ARS and Viridian partnered with the University
of Maryland, Oregon State University and
the United Kingdoms University of
Sheffield to show that phytomining--the use of plants to extract useful
amounts of metal from soil--is commercially feasible. Utilizing certain plant
species that accumulate nickel from contaminated soils, scientists developed an
environmentally friendly alternative to traditional mining techniques.
ARS agronomist Rufus Chaney, working with Scott Angle (Maryland), Alan J.M.
Baker (Sheffield), Yin Li (Viridian), and Richard Roseberg (OSU), targeted a
number of plant species that hyperaccumulate, or recover unusually high amounts
of metals through their roots. By evaluating several hundred strains of
hyperaccumulating plants for favorable genetic characteristics, the team
developed the first commercial crop capable of hyperaccumulating nickel, cobalt
and other metals. This hay like crop is burned after harvest to create an
energy byproduct, and the ash is a lucrative source of metal.

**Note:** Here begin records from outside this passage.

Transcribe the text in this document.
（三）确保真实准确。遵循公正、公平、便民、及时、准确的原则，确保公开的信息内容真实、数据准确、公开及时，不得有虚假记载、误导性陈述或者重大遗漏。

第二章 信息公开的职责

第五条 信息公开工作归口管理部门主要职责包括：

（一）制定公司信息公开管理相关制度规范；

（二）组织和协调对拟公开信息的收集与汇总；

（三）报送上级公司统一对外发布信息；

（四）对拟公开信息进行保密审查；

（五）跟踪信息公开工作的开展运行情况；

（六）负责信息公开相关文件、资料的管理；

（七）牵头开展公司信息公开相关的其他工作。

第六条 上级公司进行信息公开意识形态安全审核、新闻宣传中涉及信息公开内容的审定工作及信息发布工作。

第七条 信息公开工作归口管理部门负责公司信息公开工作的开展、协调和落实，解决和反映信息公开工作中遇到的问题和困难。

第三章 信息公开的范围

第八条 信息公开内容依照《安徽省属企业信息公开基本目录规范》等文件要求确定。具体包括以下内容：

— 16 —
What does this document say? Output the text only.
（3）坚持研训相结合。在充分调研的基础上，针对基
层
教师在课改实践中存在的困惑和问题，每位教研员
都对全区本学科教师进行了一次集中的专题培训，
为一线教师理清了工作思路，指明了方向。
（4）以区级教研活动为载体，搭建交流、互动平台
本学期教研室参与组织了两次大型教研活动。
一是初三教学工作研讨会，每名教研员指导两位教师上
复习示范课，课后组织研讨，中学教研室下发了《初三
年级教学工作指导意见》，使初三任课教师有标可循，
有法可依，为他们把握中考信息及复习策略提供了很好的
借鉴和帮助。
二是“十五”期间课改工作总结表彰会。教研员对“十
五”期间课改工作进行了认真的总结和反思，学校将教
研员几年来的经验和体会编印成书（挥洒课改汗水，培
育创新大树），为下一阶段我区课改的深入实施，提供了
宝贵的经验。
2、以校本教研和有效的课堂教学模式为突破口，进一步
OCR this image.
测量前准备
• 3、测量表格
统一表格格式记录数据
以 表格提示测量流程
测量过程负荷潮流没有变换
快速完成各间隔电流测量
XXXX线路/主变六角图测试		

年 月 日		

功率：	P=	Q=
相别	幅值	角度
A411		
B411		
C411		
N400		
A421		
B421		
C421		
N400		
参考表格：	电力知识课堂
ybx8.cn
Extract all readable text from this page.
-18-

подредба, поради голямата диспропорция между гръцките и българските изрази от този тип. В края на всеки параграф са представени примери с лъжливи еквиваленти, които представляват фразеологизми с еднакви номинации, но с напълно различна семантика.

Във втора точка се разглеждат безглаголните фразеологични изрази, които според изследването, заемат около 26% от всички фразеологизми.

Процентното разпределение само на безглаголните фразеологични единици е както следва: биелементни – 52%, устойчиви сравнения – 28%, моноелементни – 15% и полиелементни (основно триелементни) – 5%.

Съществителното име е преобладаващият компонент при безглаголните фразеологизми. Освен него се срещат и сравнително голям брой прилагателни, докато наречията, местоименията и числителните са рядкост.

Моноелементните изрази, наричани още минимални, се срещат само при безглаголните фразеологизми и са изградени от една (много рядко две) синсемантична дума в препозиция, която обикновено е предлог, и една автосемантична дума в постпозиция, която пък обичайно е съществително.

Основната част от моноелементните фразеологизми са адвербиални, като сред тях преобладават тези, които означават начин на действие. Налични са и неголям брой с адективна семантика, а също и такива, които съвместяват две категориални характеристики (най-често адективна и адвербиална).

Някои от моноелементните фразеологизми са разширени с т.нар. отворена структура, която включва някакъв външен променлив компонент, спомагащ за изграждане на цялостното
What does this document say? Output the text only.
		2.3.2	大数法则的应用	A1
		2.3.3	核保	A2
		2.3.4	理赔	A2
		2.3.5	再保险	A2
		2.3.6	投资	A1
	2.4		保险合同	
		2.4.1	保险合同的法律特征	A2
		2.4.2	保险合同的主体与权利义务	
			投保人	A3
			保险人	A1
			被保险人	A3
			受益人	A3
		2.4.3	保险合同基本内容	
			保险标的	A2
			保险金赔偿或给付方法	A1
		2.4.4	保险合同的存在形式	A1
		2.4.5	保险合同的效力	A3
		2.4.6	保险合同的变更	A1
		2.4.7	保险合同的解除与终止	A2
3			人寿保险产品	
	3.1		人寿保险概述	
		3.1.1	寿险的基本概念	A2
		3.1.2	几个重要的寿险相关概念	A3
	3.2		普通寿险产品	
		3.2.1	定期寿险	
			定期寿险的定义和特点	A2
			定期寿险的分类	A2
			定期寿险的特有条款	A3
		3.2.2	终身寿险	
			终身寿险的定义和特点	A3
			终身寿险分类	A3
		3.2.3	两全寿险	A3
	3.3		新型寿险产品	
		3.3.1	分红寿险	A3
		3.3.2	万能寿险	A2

Phytomining creates a win-win scenario: the inexpensive cleansing of
contaminated soil and the production of a valuable cash crop. Phytomining on
contaminated soils is more lucrative than growing traditional crops on the same
land. Harvests from low-grade pastures or forests grown on such land would
fetch about $50 to $100 per hectare per year. But a phytomining crop growing on
the same land would produce an annual 400 kilograms of nickel per hectare worth
more than $2,000 even at todays depressed market price for nickel. After
selling the byproduct energy, the annual per-hectare value of a phytomining
crop exceeds $3,000.
Additionally, the crop can tap the vast mineral deposits in the United
States and other countries that are unavailable through todays
conventional mining techniques.
ARS is the U.S. Department of
Agriculture's chief scientific research agency.